Книга: Привет, я люблю тебя
Назад: Глава девятая
Дальше: Глава одиннадцатая

Глава десятая

Я закидываю в рот очередную горсть чипсов со вкусом морских водорослей и отчаянно скучаю по Теннесси – по барбекю, по бисквитам, по ветчине, запеченной с листьями репы. Софи увлеченно лопает шоколадное мороженое, а я спрашиваю себя, с какой стати я решила, что быть Бесстрашным едоком – это хорошая идея.

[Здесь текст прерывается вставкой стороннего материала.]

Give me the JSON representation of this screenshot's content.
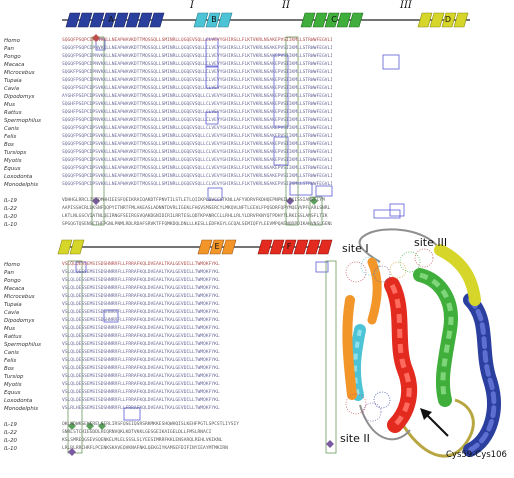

Предварительно получив от директора разрешение пропустить пятничные уроки, ребята еще утром уехали с острова, – им нужно осмотреть место съемок. Мы же с Софи досидели до конца занятий, то есть до половины четвертого, и только после этого вышли с территории кампуса.
Я никогда не ездила по Америке в автобусах компании «Грейхаунд», но знаю, что путешествовать в этих металлических чудовищах с туалетом, оборудованным в хвосте, с телевизором, по которому крутят «мыльные оперы», и с такими же, как в самолете, креслами, вполне комфортно. Мы купили билеты на автовокзале, причем успели вовремя, чтобы взять два места рядом.
Мы ехали более шести часов с одним получасовым привалом и теперь трясемся по шоссе к рыбацкой деревушке, чье название я не в силах произнести. Почему группа выбрала для съемок эту глушь, я не представляю и начинаю жалеть, что не осталась в школе.
Я толкаю плечом Софи.
– А почему мы не поехали с ребятами, в их минивэне? Мы могли бы останавливаться, когда захотим.
Она вздыхает.
– Может, тебе и плевать на то, что ты пропустишь уроки, а вот мне нет. Потому что, если у меня будут пропуски, я к концу года не смогу стать лучшей. К тому же в автобусе вполне комфортно.
Я указываю на телевизор, подвешенный к потолку.
– Софи, нас вынуждают смотреть «мыльную оперу».
Она улыбается, и в улыбке ее скулы приподнимают гигантские очки почти до линии роста волос.
– Это не «мыльная опера», это спектакль. Ну, вроде шоу в прайм-тайм. Это запись, а постановка старая.
– А то, для чего Джейсон пишет песню, будет похоже на это?
– Наверное. Любопытно взглянуть, как он будет играть. – Она хихикает.
– Подожди. Так его покажут по телевизору?
После того как Нейтан получил свою первую «Гремми», ему стали предлагать разные роли в кино, но он не умел играть и отказывался от всех предложений. Что до меня, то мне всегда хотелось, чтобы он снялся в какой- нибудь постановке.
– Он не говорил тебе, для чего эта песня? – спрашивает Софи.
– Ну, он сказал, что это заглавная песня, но я не знала, что и играть будет тоже.
Софи садится спиной к окну, приваливается к стеклу, подтягивает колени на сиденье и скрещивает руки на груди.
В общем, это драма о честолюбивом музыканте, – говорит она. – Его невеста потеряла память, ее сбила машина, когда она спешила на свадьбу. Он помогает ей своей музыкой вспомнить прошлую жизнь. Ой, там еще есть ее отец, он криминальный авторитет, и по его приказу героя Джейсона похищают. Я плохо помню.
– На мой взгляд, это типичная «мыльная опера».
Софи смеется.
– Наверное. Но это полезно для его карьеры. Во всяком случае, так говорит его менеджер.
– А остальные ребята тоже играют?
– Нет, только Джейсон.
– Ну, это несправедливо.
– Он же лидер группы. – Она насмешливо улыбается мне. – К тому же, если ты еще не заметила, он самый красивый. Но касательно его внешности мне хочется думать, что это семейное.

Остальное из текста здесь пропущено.